HBV DNA and HBsAg Levels Predict Likelihood of Sustained Response to Pegylated Interferon for Hepatitis B

		SUMMARY: Decreases in levels of hepatitis B virus (HBV) DNA and hepatitis B surface antigen (HBsAg) while receiving treatment with pegylated interferon can help predict which hepatitis B "e" antigen (HBeAg) negative patients will ultimately achieve a sustained response, according to presentation at the 45th Annual Meeting of the European Association for the Study of the Liver (EASL 2010) this month in Vienna. Investigators recommended that people who do not experience adequate decreases in these levels by week 12 should discontinue therapy.

By Liz Highleyman

V. Rijckborst from Erasmus University Medical Center in Rotterdam and colleagues investigated the association between early serum HBsAg levels after starting therapy and sustained response in HBeAg negative chronic hepatitis B patients treated with pegylated interferon alfa-2a (Pegasys).

Pegylated interferon leads to sustained response in only a minority of HBeAg negative patients and adverse side effects are common, so it is useful to identify individuals who are likely to benefit early during the course of treatment, the researchers noted as background.

The present analysis included 107 HBeAg negative hepatitis B patients who participated in an international clinical trial and were randomly assigned to receive either 180 mcg/week pegylated interferon alfa-2a monotherapy or pegylated interferon plus 1000-1200 mg/day ribavirin for 48 weeks.

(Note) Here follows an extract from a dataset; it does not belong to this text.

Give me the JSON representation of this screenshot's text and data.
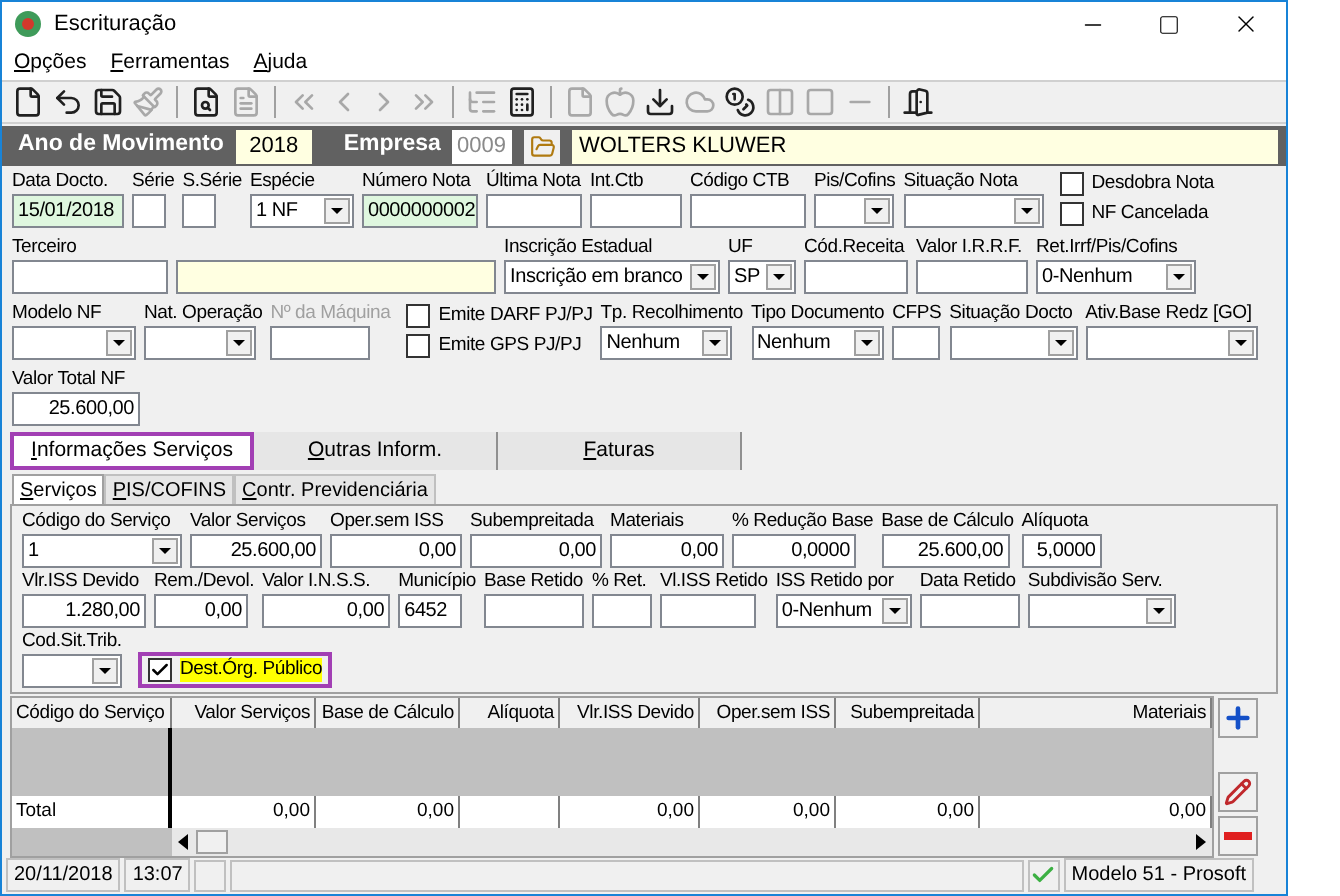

HBsAg levels were measured at baseline, during treatment (weeks 4, 8, 12, 24, 36, and 48), and during follow-up (weeks 60 and 72). Sustained response was defined as HBV DNA < 10,000 copies/mL and normal alanine aminotransferase (ALT) 24 weeks after completion of therapy. After sustained response rates were determined, data from the pegylated interferon monotherapy and combination therapy arms were merged for further analysis.

Results

	Sustained response rates were statistically similar in the pegylated interferon monotherapy and combination therapy arms (26% vs 19%, respectively).
	Sustained responders experienced larger and faster decreases in serum HBsAg levels, compared with only modest declines among non-responders (1.5 vs < 0.5 log IU/mL, respectively, at week 72).
	HBsAg declines were apparent by week 8 in sustained responders, but not until week 12-24 in non-responders.
	Serum HBV DNA levels also declined more in sustained responders compared with non-responders.
	After completing therapy, HBV viral load levels returned to baseline in non-responders, but remained suppressed in sustained responders.
	Decreases in HBsAg alone were of only limited value in predicting likelihood of sustained response.
	Sustained response was best predicted by a combination of decreases in HBsAg and HBV DNA.
	None of the 20 patients who had no decrease in serum HBsAg at week 12 and less than a 2 log decline in HBV DNA achieved sustained response (negative predictive value 100%).
	Participants who experienced either no HBsAg decline at week 12 but HBV DNA loss 2 logs, or evidence of HBsAg decline but viral load decrease < 2 logs, had intermediate sustained response rates of approximately 25%.
	In contrast, among participants with decreased HBsAg at week 12 and at least a 2 log decline in HBV viral load, the sustained response rate reached 39%.

"At week 12 of peginterferon alfa-2a treatment for HBeAg negative chronic hepatitis B a solid stopping rule was established using a combination of declines in serum HBV DNA and HBsAg level from baseline," the investigators concluded.

"Quantitative serum HBsAg in combination with HBV DNA enables on-treatment adjustment of peginterferon therapy" in HBeAg negative chronic hepatitis B patients, they added.

Gastroenterology and Hepatology & Epidemiology and Biostatistics, Erasmus MC University Medical Center, Rotterdam, Netherlands; Gastroenterohepatology, Istanbul University Medical School, Istanbul, Turkey; Gastroenterology and Hepatology, Medical University of Vienna, Vienna, Austria; Infectious Diseases, Istanbul University Cerrahpasa Medical School, Istanbul, Turkey; Gastroenterology, Turkiye Yuksek lhtisas Hospital, Ankara, Turkey; Infectious Diseases, Hepatology and Acquired Immune Deficiences, Medical University Wroclaw, Wroclaw, Poland; Gastroenterology, Ege University Faculty of Medicine, Izmir, Turkey; Infectious Diseases and Hepatology, Medical University of Bialystok, Bialystok, Poland; Virology, Erasmus MC University Medical Center, Rotterdam, Netherlands.

4/27/10

Reference
V Rijckborst, BE Hansen, Y Cakaloglu, and others. Early prediction of sustained response to peginterferon alfa-2a in HBeAg-negative patients: the role of on-treatment HBsAg and HBV DNA levels. 45th Annual Meeting of the European Association for the Study of the Liver (EASL 2010). Vienna, Austria. April 14-18, 2010. (Abstract 8).